Ancora più emblematica è la chiave di tendenza che si ricava disarticolando e scomponendo il dato che ha concorso all’aumento dell’ultimo periodo di osservazione: vale a dire, una maggiore propensione a contrarre debiti da parte dello Stato centrale, e di contro una minore inclinazione a indebitarsi da parte delle amministrazioni locali, che pure nel corso dello stesso periodo hanno sostenuto il contributo più gravoso nello sforzo di risanamento delle finanze statali e di conseguimento dei parametri europei in tema di deficit, a fronte di un andamentale praticamente opposto a livello romano.
Molto chiaramente, la lievitazione del tasso di inflazione e dei tassi di interesse disposti dalla Banca centrale europea determineranno inevitabili effetti di tipo rialzista nei confronti del debito pubblico generale, in uno con l’aumento delle cosiddette disponibilità liquide del ministero del tesoro, quest’ultimo in pratica il conto corrente sul quale confluisce la quasi totalità delle entrate e delle uscite statali, con il saldo corrispondente al fabbisogno da finanziare con l’emissione di nuovi titoli pluriennali, BTP, per evitare che lo stesso scenda al di sotto del livello di guardia fissato fin dal 1993 quando detto conto di tesoreria venne per la prima volta istituito.

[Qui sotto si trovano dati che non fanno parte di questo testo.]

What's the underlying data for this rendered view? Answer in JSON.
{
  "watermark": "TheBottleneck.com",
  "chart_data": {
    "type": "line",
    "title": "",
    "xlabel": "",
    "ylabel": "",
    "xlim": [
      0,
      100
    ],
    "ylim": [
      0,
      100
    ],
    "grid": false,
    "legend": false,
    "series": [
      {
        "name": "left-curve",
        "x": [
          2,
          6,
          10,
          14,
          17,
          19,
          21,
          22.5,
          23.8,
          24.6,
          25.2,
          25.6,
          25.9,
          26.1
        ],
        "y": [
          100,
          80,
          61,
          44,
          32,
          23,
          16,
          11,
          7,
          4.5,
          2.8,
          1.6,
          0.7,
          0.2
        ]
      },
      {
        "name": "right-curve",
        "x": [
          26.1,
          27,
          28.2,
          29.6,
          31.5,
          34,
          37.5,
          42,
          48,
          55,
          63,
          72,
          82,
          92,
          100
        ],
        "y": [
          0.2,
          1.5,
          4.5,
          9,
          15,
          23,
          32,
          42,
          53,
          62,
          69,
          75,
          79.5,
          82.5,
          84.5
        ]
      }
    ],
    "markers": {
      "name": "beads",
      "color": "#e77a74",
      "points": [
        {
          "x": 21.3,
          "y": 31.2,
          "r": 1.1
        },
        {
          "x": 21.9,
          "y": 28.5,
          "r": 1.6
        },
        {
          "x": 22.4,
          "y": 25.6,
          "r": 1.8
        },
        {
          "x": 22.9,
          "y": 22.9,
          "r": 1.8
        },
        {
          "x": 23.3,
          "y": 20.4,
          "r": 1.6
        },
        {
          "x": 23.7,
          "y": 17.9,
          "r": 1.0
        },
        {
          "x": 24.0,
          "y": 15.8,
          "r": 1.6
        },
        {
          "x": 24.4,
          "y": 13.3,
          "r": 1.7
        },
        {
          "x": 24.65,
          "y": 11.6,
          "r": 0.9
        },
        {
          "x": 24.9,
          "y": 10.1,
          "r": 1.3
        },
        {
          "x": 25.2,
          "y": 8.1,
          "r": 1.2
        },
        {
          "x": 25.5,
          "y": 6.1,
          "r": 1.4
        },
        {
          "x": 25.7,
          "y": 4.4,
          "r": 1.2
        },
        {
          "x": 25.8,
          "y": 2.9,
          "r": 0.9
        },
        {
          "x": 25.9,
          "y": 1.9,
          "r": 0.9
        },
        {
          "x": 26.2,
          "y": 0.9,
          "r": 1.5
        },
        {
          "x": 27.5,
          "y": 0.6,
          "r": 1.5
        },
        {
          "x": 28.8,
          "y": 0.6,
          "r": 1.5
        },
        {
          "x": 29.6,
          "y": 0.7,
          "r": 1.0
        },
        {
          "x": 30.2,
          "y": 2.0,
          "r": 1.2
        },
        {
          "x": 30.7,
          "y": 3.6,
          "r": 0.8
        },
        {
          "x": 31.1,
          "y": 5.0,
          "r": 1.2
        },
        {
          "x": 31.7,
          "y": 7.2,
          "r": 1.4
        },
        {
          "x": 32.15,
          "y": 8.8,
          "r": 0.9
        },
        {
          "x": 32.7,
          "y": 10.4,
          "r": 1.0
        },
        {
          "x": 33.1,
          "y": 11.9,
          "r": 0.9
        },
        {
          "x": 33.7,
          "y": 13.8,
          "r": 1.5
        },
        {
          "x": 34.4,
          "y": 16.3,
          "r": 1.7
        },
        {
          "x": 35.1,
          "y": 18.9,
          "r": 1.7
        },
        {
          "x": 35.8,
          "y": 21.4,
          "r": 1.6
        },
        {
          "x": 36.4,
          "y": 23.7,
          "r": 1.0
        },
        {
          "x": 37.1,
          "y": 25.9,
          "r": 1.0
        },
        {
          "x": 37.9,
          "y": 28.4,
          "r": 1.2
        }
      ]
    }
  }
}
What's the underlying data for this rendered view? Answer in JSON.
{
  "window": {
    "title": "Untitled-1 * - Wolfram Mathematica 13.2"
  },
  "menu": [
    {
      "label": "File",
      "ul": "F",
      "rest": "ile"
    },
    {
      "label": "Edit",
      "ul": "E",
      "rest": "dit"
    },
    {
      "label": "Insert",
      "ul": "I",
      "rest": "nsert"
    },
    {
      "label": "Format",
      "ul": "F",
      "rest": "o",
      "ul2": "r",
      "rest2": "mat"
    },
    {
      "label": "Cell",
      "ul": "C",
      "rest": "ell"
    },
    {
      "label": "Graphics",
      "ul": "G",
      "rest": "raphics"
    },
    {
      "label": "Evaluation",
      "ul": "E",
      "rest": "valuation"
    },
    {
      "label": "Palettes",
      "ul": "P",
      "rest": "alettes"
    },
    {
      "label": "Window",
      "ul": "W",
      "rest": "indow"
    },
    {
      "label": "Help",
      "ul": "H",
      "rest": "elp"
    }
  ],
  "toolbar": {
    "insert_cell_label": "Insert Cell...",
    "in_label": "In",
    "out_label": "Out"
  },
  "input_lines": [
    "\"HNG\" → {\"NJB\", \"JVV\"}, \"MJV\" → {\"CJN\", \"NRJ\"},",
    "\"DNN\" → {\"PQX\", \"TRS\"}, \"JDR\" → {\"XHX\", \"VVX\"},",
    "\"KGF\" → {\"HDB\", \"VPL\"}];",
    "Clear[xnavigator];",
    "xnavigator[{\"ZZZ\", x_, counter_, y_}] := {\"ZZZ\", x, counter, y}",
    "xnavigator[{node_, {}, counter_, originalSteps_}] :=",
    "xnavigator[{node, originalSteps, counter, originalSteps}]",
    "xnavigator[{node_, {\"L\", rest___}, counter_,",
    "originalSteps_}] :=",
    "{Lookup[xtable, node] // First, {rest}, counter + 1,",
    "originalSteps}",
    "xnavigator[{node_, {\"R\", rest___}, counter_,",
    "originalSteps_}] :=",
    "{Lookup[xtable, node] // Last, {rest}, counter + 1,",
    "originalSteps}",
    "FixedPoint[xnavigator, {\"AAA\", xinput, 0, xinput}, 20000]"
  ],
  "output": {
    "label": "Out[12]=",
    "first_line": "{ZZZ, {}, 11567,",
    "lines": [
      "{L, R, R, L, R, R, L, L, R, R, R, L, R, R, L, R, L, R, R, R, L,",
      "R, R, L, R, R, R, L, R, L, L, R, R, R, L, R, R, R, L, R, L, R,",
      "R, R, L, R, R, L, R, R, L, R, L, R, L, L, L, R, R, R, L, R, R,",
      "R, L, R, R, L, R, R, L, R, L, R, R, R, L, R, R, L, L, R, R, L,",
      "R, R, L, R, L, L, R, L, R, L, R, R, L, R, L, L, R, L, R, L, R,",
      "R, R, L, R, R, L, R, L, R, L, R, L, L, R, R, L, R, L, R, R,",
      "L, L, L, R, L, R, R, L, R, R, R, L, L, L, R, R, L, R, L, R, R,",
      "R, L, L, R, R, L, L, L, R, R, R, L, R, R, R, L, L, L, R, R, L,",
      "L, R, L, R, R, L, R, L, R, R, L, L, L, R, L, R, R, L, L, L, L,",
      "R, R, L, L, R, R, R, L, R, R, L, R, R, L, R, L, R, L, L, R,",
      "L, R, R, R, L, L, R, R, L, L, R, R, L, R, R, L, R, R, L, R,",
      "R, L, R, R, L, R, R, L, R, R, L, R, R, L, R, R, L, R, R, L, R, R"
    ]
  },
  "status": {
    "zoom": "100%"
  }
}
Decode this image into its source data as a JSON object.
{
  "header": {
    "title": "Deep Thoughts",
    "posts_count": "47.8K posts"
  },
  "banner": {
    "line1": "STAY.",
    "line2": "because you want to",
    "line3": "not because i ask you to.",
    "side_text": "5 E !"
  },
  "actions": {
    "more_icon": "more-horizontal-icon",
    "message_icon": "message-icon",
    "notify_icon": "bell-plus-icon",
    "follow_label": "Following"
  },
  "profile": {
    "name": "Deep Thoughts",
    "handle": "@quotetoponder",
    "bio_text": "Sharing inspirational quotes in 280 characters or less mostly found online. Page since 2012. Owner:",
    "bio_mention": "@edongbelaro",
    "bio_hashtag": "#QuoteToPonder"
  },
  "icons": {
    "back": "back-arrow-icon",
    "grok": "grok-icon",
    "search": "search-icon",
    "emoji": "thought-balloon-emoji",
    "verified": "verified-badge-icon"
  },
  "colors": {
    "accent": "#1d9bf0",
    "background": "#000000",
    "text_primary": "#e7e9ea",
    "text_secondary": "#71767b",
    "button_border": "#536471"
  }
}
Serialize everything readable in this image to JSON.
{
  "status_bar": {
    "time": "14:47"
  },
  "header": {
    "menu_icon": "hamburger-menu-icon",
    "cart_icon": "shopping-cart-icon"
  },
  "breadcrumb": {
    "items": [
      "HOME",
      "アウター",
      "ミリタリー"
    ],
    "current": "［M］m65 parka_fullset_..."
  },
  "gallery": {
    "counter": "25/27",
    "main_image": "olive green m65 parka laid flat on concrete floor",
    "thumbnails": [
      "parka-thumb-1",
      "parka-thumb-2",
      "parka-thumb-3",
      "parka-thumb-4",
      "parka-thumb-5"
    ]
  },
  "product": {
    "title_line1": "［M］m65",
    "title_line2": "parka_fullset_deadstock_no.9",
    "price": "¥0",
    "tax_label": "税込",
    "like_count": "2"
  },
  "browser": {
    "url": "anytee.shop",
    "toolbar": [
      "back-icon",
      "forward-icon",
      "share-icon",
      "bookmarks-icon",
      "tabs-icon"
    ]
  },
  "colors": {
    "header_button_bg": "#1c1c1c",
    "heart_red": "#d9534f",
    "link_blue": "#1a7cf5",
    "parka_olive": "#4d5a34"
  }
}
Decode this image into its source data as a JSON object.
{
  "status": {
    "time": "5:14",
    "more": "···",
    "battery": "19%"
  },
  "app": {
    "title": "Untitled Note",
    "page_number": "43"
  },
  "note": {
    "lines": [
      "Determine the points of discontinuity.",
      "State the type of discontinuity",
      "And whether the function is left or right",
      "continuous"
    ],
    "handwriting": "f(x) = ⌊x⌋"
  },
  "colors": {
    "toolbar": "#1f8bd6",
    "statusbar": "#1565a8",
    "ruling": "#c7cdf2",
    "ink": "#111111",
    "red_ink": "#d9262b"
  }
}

La maggiore assoggettabilità del nostro debito pubblico alla spirale inflazionistica è del resto determinata dalla brevità della durata residua media dei BTP, pari a poco più di 7 anni, un indicatore che contravviene alle raccomandazioni europee e alle stesse linee guida del Tesoro le quali fin dal 2013 promettevano un allungamento di tale arco pluriennale.